Who can forget the dramatic finale of Alfred Hitchcock’s North By Northwest in 1959?
The area in and around Mount Rushmore was used as the backdrop for those final scenes, although most of the filming took place at the MGM Studios in Hollywood, not in the Black Hills.
In 1990, Dances With Wolves took viewers on a journey through the Dakota Territory, two decades before South Dakota became the 40th state in the union. Unlike North By Northwest, the majority of Dances With Wolves was filmed in South Dakota.

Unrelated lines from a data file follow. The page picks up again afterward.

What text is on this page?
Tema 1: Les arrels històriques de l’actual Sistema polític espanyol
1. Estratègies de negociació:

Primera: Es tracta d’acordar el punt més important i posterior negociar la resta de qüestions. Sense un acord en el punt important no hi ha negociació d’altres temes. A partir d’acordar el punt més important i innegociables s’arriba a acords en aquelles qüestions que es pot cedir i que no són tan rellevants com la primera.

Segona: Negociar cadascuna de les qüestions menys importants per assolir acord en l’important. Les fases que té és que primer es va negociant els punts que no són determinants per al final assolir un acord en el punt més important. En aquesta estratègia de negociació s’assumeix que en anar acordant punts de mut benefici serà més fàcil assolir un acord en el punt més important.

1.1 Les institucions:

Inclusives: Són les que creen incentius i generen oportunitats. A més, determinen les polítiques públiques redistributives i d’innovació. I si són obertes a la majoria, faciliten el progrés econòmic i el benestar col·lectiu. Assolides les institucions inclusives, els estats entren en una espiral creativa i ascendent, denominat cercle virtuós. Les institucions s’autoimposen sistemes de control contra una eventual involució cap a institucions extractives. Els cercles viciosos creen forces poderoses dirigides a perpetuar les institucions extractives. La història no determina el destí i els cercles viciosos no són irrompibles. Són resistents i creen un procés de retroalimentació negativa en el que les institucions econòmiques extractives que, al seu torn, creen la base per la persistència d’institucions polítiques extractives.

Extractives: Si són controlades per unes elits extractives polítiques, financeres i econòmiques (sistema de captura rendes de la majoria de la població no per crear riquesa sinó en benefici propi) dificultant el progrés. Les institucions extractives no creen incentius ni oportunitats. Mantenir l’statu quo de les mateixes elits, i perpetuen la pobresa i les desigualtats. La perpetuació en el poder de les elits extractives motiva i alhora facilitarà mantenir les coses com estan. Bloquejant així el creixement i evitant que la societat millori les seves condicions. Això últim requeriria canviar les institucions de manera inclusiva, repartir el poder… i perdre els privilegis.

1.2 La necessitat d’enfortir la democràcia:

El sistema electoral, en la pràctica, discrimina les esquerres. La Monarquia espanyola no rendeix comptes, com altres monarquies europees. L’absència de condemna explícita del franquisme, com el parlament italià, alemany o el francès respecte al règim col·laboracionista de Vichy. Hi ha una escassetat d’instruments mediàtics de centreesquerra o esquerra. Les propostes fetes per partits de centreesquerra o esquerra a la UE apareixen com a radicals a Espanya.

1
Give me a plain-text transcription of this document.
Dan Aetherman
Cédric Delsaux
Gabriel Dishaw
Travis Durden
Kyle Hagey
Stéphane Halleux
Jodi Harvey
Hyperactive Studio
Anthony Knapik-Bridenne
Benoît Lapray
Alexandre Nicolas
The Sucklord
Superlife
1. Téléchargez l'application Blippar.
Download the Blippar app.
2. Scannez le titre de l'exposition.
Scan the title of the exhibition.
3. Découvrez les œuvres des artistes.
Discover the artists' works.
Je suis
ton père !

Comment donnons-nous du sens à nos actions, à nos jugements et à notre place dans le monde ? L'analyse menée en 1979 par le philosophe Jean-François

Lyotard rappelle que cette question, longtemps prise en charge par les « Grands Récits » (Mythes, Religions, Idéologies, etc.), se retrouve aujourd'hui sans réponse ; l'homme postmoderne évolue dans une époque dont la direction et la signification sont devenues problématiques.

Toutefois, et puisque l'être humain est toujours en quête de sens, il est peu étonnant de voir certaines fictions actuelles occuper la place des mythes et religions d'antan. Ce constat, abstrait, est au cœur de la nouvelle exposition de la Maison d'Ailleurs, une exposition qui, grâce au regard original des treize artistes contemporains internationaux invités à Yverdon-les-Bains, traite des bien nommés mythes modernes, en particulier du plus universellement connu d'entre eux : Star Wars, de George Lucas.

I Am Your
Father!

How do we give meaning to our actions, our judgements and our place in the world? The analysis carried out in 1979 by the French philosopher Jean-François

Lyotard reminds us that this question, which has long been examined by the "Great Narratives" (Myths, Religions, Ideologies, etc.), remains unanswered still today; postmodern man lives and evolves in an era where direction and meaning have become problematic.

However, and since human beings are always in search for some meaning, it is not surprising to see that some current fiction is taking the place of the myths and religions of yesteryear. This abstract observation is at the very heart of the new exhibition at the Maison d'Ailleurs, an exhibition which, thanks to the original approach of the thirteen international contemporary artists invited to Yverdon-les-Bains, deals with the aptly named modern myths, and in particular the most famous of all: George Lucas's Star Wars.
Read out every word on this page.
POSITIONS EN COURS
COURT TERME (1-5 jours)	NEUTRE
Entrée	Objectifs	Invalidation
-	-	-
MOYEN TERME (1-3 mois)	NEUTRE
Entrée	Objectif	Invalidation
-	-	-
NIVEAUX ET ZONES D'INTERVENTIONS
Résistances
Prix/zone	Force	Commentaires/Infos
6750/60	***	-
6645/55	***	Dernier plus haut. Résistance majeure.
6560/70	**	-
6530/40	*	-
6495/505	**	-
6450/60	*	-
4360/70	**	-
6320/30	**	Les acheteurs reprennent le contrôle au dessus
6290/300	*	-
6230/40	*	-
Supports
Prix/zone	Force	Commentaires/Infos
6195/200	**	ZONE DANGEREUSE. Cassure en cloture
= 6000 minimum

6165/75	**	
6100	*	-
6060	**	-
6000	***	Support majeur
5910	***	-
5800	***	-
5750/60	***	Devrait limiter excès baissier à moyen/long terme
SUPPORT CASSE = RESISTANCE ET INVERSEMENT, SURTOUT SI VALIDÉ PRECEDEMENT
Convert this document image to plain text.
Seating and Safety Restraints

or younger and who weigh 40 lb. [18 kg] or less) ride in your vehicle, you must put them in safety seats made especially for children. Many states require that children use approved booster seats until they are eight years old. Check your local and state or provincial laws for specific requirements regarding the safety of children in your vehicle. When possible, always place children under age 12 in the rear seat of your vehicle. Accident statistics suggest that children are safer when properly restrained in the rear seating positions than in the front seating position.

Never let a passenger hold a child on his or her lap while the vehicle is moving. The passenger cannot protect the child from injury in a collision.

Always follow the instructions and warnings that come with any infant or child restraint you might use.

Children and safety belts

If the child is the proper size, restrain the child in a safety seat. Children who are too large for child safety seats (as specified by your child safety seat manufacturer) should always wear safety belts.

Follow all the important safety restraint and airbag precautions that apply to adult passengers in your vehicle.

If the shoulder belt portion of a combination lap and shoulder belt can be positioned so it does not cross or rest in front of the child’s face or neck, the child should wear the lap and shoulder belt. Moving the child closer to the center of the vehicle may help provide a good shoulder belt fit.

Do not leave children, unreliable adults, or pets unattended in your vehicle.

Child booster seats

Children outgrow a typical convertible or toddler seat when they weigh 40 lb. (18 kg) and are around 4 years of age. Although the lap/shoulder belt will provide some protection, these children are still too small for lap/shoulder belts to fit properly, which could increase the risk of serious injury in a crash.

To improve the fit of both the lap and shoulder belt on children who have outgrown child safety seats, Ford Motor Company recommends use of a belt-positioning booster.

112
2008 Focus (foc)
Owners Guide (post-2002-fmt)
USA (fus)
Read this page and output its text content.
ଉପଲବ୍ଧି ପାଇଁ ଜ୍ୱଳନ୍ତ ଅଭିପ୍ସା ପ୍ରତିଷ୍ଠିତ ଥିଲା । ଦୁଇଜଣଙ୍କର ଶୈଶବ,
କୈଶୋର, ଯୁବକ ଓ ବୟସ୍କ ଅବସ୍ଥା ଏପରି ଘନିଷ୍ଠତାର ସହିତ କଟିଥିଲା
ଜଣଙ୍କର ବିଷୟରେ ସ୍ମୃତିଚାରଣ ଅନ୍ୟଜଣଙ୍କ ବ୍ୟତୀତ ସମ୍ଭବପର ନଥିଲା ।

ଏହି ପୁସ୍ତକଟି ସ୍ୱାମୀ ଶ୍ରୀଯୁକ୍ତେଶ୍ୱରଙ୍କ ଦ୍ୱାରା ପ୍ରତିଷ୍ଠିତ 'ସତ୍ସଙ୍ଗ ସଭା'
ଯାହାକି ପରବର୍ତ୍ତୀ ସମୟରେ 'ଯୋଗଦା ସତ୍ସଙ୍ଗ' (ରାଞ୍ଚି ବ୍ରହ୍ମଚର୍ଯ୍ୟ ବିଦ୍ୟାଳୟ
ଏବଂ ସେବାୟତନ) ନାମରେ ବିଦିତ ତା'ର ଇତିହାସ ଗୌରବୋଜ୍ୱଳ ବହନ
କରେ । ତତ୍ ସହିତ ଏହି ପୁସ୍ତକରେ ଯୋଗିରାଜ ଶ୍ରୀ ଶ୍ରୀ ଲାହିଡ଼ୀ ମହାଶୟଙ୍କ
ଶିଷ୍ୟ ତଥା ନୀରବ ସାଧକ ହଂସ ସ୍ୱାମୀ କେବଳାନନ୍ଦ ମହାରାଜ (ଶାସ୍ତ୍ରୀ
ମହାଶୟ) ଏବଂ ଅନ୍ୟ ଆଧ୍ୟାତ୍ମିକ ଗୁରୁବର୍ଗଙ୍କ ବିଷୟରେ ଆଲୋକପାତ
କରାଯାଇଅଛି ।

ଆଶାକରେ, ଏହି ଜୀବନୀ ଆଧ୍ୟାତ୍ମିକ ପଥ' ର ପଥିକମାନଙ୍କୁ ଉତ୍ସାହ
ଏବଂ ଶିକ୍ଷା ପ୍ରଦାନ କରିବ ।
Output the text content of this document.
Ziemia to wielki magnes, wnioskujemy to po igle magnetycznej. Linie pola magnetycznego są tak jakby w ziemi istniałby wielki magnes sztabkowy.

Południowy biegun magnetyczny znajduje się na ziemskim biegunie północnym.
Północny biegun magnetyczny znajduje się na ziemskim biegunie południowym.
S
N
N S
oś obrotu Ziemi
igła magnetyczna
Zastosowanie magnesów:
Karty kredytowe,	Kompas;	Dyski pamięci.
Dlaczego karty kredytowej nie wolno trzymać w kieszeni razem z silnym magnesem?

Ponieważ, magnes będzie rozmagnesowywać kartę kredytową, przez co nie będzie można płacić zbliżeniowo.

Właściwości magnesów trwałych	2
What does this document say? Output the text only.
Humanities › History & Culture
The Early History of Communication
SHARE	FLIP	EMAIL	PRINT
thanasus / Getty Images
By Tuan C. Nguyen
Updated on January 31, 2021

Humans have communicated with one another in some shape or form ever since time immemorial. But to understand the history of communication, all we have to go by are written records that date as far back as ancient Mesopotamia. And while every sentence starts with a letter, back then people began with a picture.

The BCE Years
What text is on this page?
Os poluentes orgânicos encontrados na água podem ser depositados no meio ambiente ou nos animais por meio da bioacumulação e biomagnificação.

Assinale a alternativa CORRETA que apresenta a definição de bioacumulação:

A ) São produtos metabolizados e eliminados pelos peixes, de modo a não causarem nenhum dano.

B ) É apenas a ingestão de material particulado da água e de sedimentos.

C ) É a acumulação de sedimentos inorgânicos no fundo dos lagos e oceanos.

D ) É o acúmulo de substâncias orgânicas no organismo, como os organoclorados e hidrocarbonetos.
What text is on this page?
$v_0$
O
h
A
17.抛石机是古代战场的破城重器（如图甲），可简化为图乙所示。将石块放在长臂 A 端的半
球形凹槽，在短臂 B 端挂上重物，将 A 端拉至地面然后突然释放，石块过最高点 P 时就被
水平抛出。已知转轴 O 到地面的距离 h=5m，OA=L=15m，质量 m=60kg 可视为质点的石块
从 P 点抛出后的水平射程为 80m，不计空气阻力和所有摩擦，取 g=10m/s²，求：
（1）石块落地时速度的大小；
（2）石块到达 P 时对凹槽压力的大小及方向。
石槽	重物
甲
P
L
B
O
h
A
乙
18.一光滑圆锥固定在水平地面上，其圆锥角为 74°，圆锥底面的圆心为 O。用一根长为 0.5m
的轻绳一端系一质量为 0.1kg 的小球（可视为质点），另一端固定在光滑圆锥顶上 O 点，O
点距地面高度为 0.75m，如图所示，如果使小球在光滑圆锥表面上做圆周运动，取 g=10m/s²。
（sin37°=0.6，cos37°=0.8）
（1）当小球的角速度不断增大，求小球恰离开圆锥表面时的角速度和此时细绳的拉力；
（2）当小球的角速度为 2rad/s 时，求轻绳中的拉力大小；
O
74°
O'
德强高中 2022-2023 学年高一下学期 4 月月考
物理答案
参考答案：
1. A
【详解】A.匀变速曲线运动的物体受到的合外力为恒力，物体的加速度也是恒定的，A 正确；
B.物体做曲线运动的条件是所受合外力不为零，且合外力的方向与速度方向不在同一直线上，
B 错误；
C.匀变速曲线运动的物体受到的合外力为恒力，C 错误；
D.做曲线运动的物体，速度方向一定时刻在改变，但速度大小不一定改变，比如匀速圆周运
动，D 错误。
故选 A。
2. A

But when Entertainment Weekly was selecting the most iconic South Dakota film as part of its list of ‘The United States of Movies — 51 Iconic Films’, it went with a film that was shot in Colorado.
The 1973 film Badlands is their choice.
The film is loosely based on the true story of Charles Starkweather and his girlfriend Caril Ann Fugate, who killed 11 people in Nebraska and Wyoming in late 1957 and early 1958. The 1994 film Natural Born Killers was also inspired by Starkweather and Fugate’s story.
Badlands begins in the fictional town of Fort Dupree, South Dakota, not to be confused with the actual town of Dupree, which sits in the North Central part of the state.
The movie stars Martin Sheen (Kit) and Sissy Spacek (Holly), and even features uncredited appearances by Sheen’s sons Charlie (age 8) and Emilio Estevez (age 11).
The location shoots for the film took place in Trinidad and Las Animas, Colorado.
In 1993, Badlands was selected for preservation by the Library of Congress for being ‘culturally, historically, or aesthetically significant’.